Митина любовь | страница 15
Истинному как бы полагалось быть плоховатым. Это только искусственное с виду «ах!», но надо же понимать суть вещей. Взять хотя бы человека… И человека брали. На его конкретном примере — некрасивый, сутулый, штаны в латках — делалось обобщение: добрый, отзывчивый, скромный. Чем хуже, тем лучше — такой была проистекающая из жизненных наблюдений мысль.
И шилось коричневое платье, и из жидких сеченых волос плелись мышиные коски — ах, какая скромная девочка, любо-дорого посмотреть. Не то что…
Вспомнилось, и защемило, и шандарахнуло — такой я и осталась, чего уж там делать вид, что не так…
Митя объяснил Фале свое отсутствие в собственной, не разбомбленной врагами квартире в Ростове. Контузией объяснил и пребывание в бессознательности у каких-то стариков, которые открыли ему душу, как родному сыну.
В сущности, почти правда. Просто Любу повысили в возрасте, чине и звании и удвоили ее количество. Но неужели во время такой войны кто-то будет проверять подробности?
А потом они уехали. Бабушка широко перекрестилась, как только они исчезли за поворотом.
— Ты думаешь, из этого выйдет толк? — спросила ее мама. — По-моему Фалька что-то унюхала. Митя ведь изнутри подраненный…

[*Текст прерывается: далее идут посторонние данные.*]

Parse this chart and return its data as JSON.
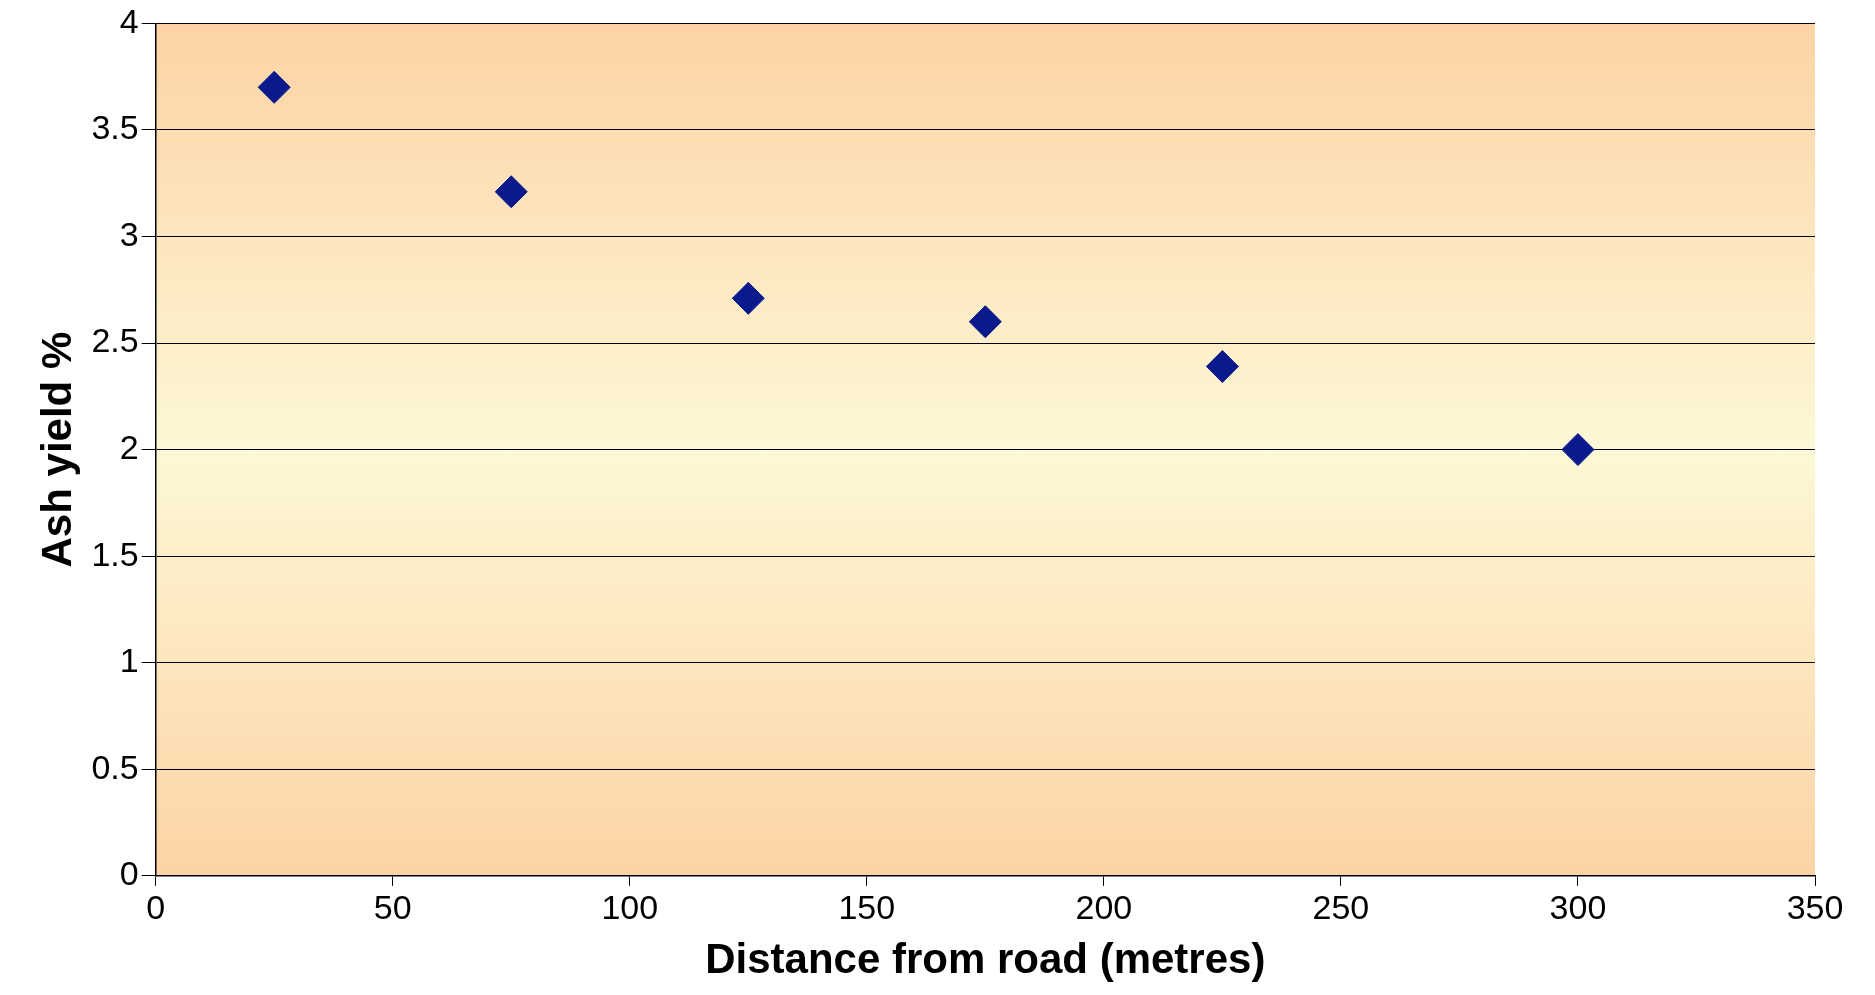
{
  "chart_data": {
    "type": "scatter",
    "xlabel": "Distance from road (metres)",
    "ylabel": "Ash yield %",
    "x": [
      25,
      75,
      125,
      175,
      225,
      300
    ],
    "series": [
      {
        "color": "#0a1a8c",
        "values": [
          3.7,
          3.21,
          2.71,
          2.6,
          2.39,
          2.0
        ]
      }
    ],
    "xlim": [
      0,
      350
    ],
    "xticks": [
      0,
      50,
      100,
      150,
      200,
      250,
      300,
      350
    ],
    "ylim": [
      0,
      4
    ],
    "yticks": [
      0,
      0.5,
      1,
      1.5,
      2,
      2.5,
      3,
      3.5,
      4
    ],
    "grid": "y",
    "legend": false,
    "marker": "diamond"
  }
}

— Ничего, — сказала бабушка. — Загоется. Та ему не пара. Я с ней поговорила. Она даже семилетки не имеет.
— Ты считаешь не на те деньги, — закричала мама. И я знала, что ее крик был оттого, что мама сама недоучка, по бабушкиным понятиям.
Кончилась война, и как-то без передышки наступила голодуха. Нас подкармливал Митя — привозил вяленую рыбу, после которой до барабанного живота мы все наливались водою.
А Митя как раз выглядел хорошо.
— Ты справный, — с удовлетворением говорила бабушка.
Митю все еще держали на учете по туберкулезу, но больше для порядка. Было даже взято под сомнение существование довоенной каверны. Бабушка объясняла все это наличием медика в семье. Видимо, бабушке нужен был сильный оправдательный аргумент ее генеральского подвига тогда, ночью.
Аргумент был. Справность Мити.
Правда, был и контраргумент.
Отсутствие в отбитой в бою семье ребенка. Тут-то и возникала арифметика. Восемь лет разницы плюс война давали в окончательном итоге вполне приличный возраст, когда уже как бы не рожают. Но бабушка тут же вспоминала свою грешную мать — получалось, что у Фали есть еще запас времени.
Вот когда нам пригождаются «отдельные случаи», те, что из ряда вон. Осуждаемая в одно историческое время, в другое историческое прабабка стала примером и, можно сказать, стимулом.